Meandarra State School is a government primary (Prep-6) school for boys and girls in Sara Street. In 2016, the school had an enrolment of 37 students with 4 teachers (3 full-time equivalent) and 5 non-teaching staff (3 full-time equivalent). In 2018, the school had an enrolment of 41 students with 5 teachers (3 full-time equivalent) and 6 non-teaching staff (3 full-time equivalent).

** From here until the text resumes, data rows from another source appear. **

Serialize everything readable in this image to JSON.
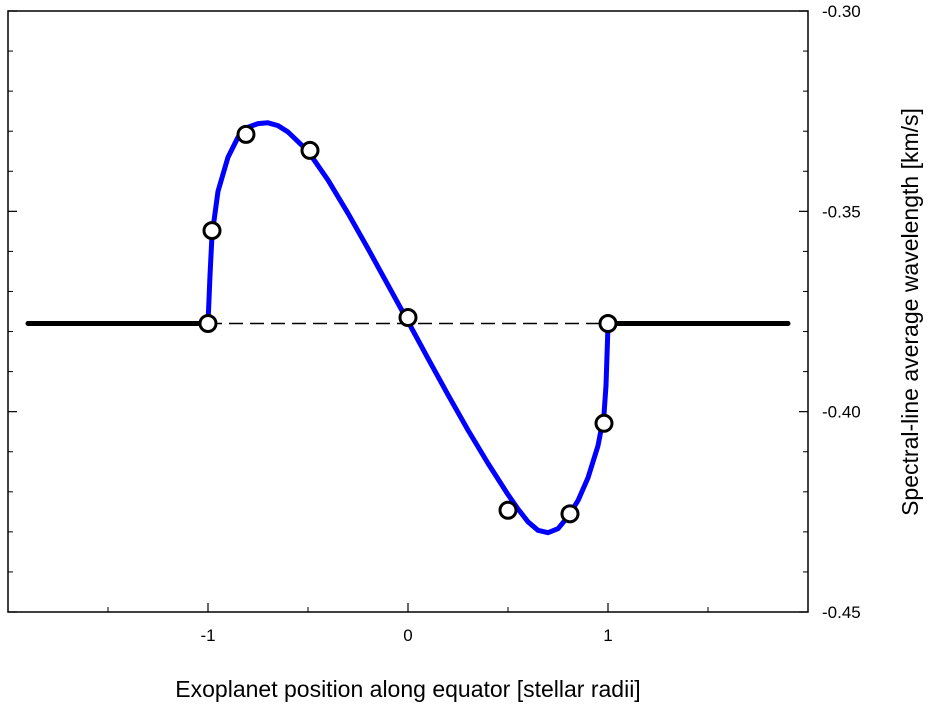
{
  "chart_data": {
    "type": "line",
    "title": "",
    "xlabel": "Exoplanet position along equator [stellar radii]",
    "ylabel": "Spectral-line average wavelength [km/s]",
    "xlim": [
      -2.0,
      2.0
    ],
    "ylim": [
      -0.45,
      -0.3
    ],
    "x_ticks": [
      -1,
      0,
      1
    ],
    "x_tick_labels": [
      "-1",
      "0",
      "1"
    ],
    "y_ticks": [
      -0.3,
      -0.35,
      -0.4,
      -0.45
    ],
    "y_tick_labels": [
      "-0.30",
      "-0.35",
      "-0.40",
      "-0.45"
    ],
    "y_axis_side": "right",
    "grid": false,
    "legend": "none",
    "series": [
      {
        "role": "out-of-transit",
        "style": "solid",
        "color": "#000000",
        "segments": [
          {
            "x": [
              -1.9,
              -1.0
            ],
            "y": [
              -0.378,
              -0.378
            ]
          },
          {
            "x": [
              1.0,
              1.9
            ],
            "y": [
              -0.378,
              -0.378
            ]
          }
        ]
      },
      {
        "role": "baseline-during-transit",
        "style": "dashed",
        "color": "#000000",
        "x": [
          -1.0,
          1.0
        ],
        "y": [
          -0.378,
          -0.378
        ]
      },
      {
        "role": "model-curve",
        "style": "solid",
        "color": "#0000ff",
        "x": [
          -1.0,
          -0.99,
          -0.98,
          -0.95,
          -0.9,
          -0.85,
          -0.8,
          -0.75,
          -0.7,
          -0.65,
          -0.6,
          -0.5,
          -0.4,
          -0.3,
          -0.2,
          -0.1,
          0.0,
          0.1,
          0.2,
          0.3,
          0.4,
          0.5,
          0.55,
          0.6,
          0.65,
          0.7,
          0.75,
          0.8,
          0.85,
          0.9,
          0.95,
          0.98,
          0.99,
          1.0
        ],
        "y": [
          -0.378,
          -0.366,
          -0.356,
          -0.345,
          -0.3365,
          -0.3315,
          -0.329,
          -0.3281,
          -0.3279,
          -0.3286,
          -0.3302,
          -0.335,
          -0.3422,
          -0.3505,
          -0.3593,
          -0.3684,
          -0.3775,
          -0.3867,
          -0.3958,
          -0.4046,
          -0.4129,
          -0.4207,
          -0.4243,
          -0.4275,
          -0.4296,
          -0.4302,
          -0.4292,
          -0.4262,
          -0.4222,
          -0.4165,
          -0.4085,
          -0.4007,
          -0.3935,
          -0.3785
        ]
      },
      {
        "role": "observations",
        "style": "open-circle",
        "color": "#000000",
        "x": [
          -1.0,
          -0.98,
          -0.81,
          -0.49,
          0.0,
          0.5,
          0.81,
          0.98,
          1.0
        ],
        "y": [
          -0.378,
          -0.3548,
          -0.3308,
          -0.3348,
          -0.3765,
          -0.4246,
          -0.4255,
          -0.4029,
          -0.378
        ]
      }
    ]
  }
}
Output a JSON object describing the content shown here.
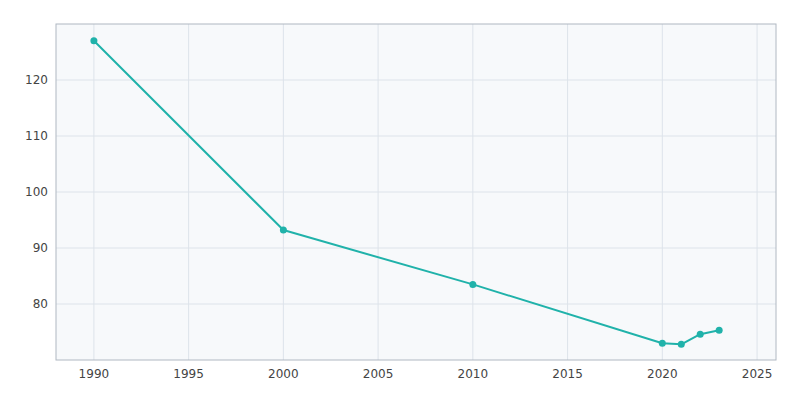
{
  "chart_data": {
    "type": "line",
    "x": [
      1990,
      2000,
      2010,
      2020,
      2021,
      2022,
      2023
    ],
    "values": [
      127.0,
      93.2,
      83.5,
      73.0,
      72.8,
      74.6,
      75.3
    ],
    "color": "#20B2AA",
    "marker": "circle",
    "xlim": [
      1988,
      2026
    ],
    "ylim": [
      70,
      130
    ],
    "xticks": [
      1990,
      1995,
      2000,
      2005,
      2010,
      2015,
      2020,
      2025
    ],
    "yticks": [
      80,
      90,
      100,
      110,
      120
    ],
    "grid": true
  }
}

There are no secondary schools in Meandarra. The nearest government secondary school is Tara Shire State College in Tara to the east, but it is a considerable distance for a daily commute and other options would be distance education or boarding school.

== Amenities ==
The Western Downs Regional Council operates the Meandarra Library on Sara Street.

St Augustine's Anglican Church is on the north-west corner of Sara Street and Maude Street.

St Margaret Mary Catholic Church is at 16 Walton Street. It is part of the St Mary of the Angels' Parish of Tara.

The Country Hope Church (also known as the Meandarra Assembly of God Church) is on the north-west corner of Sara Street and Gibson Street.

The Meandarra/Glenmorgan Lutheran congregation holds their services in the Glenmorgan Community Church.

The Royal Hotel operates on Sara Street.

== Attractions ==
Meandarra ANZAC Memorial Museum is in Sara Street. It contains a large collection of ANZAC memorabilia including a Canberra bomber and a German U-boat engine.